Board Chairwoman Rosemary Quillen said the board is in the process of fully and fairly investigating all of the facts and decisions that led to the controversy.
"Please know that all of us are working toward a permanent solution so that situations like this never happen again," she said.
The board heard from a number of parents, former students and members of the community, some in support of the article and others against it.
Schools Superintendant Wayne Miller said he had received a formal complaint from parent Charlene Waggoner regarding the content selection and supervision of the yearbook.
Waggoner said her complaint is with the staff member who should have been overseeing the production and editing of the yearbook. She described the publication of the article as a "purposeful and insubordinate act."
Others who spoke against the article also placed the blame on journalism teacher James Yoakley, who supervises the school newspaper and yearbook.
"I believe he intentionally knew what was going to happen," said parent Kim Jaggers.
Parent Bobby Hamilton agreed that the staff advisers should be held accountable.
"It all comes back to leadership," he said.
Yoakley, who has said that he believes in allowing the students to direct the production of the yearbook, could not be reached for comment.
Pastor Phil Gower of Friendsville said he thought the article was inappropriate for publication in a school year book, but stressed that his disagreement did not indicate hatred of any person or group.
"Just because you don't like something that someone does, doesn't mean that you hate them," he said.
Several people spoke in support of Yoakley and the decision to publish the article, including Hannah Smith, a 2006 graduate of Lenoir City High.
"It's not about sexuality, it's about being different," she said.
Smith said she has a son with special needs who may attend the high school someday and she doesn't want him to feel bad about being unique.
"He shouldn't have to be scared for being different," she said.
Jim Patton defended the year book staff and said that the year book should be by students for students. Parents need to understand that their children are going to meet a diverse spectrum of people throughout their life.
"It's your job to teach your children about other people's differences," he said.
Eric Glandon, a former LCHS student, called for restraint on both sides of the issue and asked parents to trust the school board.
"They're good people and they'll make the right decision," he said.
A number of parents said they were concerned about rumors that gay student Zac Mitchell would not be allowed to walk in the graduation ceremony or that some form of protest would disrupt the proceedings.
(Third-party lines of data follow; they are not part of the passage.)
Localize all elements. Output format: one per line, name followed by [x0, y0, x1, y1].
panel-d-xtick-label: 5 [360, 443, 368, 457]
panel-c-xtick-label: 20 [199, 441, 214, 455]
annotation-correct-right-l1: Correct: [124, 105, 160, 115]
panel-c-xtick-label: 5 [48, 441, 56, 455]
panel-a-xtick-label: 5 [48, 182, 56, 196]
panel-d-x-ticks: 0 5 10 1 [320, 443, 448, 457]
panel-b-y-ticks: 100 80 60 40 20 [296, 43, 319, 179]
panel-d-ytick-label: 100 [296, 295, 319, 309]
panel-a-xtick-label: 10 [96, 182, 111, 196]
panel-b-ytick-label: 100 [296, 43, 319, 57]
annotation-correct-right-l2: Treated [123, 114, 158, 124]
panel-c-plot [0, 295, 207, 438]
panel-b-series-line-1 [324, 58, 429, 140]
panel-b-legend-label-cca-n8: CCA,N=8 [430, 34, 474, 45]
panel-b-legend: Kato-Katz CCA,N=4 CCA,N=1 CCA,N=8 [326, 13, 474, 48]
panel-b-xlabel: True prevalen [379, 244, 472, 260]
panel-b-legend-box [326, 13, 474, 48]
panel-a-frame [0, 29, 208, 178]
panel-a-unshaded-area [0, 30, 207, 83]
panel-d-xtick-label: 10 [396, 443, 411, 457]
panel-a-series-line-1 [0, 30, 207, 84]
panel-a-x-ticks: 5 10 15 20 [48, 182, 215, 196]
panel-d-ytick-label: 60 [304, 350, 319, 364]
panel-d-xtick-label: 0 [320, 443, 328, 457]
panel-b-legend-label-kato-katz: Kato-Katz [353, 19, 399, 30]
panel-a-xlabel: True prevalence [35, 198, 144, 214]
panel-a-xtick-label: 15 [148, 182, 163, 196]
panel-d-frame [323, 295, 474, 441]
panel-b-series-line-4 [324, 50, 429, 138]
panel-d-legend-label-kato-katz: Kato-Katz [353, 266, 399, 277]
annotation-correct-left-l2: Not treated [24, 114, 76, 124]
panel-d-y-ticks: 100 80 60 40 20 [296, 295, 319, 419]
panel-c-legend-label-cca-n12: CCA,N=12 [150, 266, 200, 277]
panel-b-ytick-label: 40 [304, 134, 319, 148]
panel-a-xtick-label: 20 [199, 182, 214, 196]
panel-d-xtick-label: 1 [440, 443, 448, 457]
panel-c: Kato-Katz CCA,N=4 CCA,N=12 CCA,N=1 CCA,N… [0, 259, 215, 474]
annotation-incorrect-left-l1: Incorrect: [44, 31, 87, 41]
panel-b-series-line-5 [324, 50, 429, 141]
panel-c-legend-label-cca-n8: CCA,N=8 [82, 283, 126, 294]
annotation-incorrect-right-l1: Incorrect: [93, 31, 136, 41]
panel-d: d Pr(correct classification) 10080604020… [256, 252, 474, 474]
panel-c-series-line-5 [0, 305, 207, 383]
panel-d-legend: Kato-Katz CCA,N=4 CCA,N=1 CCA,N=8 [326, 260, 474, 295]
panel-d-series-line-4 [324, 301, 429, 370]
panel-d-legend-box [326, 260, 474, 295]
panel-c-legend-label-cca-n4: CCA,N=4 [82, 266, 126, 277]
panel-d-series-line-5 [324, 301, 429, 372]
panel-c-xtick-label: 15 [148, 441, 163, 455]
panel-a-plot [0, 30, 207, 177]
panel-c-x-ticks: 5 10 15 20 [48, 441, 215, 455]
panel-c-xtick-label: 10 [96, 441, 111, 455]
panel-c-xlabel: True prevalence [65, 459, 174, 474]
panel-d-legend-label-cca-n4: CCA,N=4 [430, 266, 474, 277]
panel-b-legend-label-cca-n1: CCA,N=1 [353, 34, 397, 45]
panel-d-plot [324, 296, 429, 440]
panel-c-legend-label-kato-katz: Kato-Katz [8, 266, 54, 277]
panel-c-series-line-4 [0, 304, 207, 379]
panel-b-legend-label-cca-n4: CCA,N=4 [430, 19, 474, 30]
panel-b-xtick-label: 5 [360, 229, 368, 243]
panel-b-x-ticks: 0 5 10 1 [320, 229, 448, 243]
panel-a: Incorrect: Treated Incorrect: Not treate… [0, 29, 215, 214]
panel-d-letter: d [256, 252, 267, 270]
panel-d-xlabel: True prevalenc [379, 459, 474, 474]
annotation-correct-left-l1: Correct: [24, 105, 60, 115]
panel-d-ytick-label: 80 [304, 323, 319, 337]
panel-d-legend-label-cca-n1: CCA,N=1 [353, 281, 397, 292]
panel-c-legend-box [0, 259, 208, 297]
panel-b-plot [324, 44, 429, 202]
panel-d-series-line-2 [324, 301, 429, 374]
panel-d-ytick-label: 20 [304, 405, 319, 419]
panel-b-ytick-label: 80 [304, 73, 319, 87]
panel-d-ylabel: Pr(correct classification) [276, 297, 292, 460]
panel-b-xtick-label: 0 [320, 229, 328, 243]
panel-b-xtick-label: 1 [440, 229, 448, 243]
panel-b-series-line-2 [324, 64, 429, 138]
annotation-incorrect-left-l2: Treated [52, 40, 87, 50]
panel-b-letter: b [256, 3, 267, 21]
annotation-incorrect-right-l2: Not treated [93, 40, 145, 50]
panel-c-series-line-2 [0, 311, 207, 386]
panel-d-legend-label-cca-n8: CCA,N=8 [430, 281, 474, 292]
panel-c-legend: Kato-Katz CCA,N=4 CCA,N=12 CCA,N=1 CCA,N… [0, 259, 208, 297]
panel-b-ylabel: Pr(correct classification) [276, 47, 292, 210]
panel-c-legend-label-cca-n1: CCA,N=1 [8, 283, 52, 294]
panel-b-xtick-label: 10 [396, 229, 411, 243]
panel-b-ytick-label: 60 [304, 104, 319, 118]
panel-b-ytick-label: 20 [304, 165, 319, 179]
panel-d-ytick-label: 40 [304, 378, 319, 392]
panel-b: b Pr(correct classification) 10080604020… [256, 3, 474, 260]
"He'll walk with his class. He knows he's welcome," Miller said.
Nobody is going to disrupt the graduation, Miller said.
"They've worked 12 years for this. Shame on anyone who forgets that," he said.
Lenoir City High Principal Steve Millsaps said he was extremely proud of the way the students in his school have dealt with the recent controversy. He said he doesn't expect any problems at graduation.
Also during Wednesday's meeting, Millsaps confirmed that substitute Spanish teacher Karmen Stephenson was dismissed last week for inappropriate comments made in the signing of student yearbooks.
Also, in-school suspension teacher Corey Benjamin, who also coached basketball, resigned last week over inappropriate text messages to students.
At Lenoir City Middle School, social studies teacher and assistant baseball coach Donald Balcom also choose to resign after a fight between two students following a baseball game.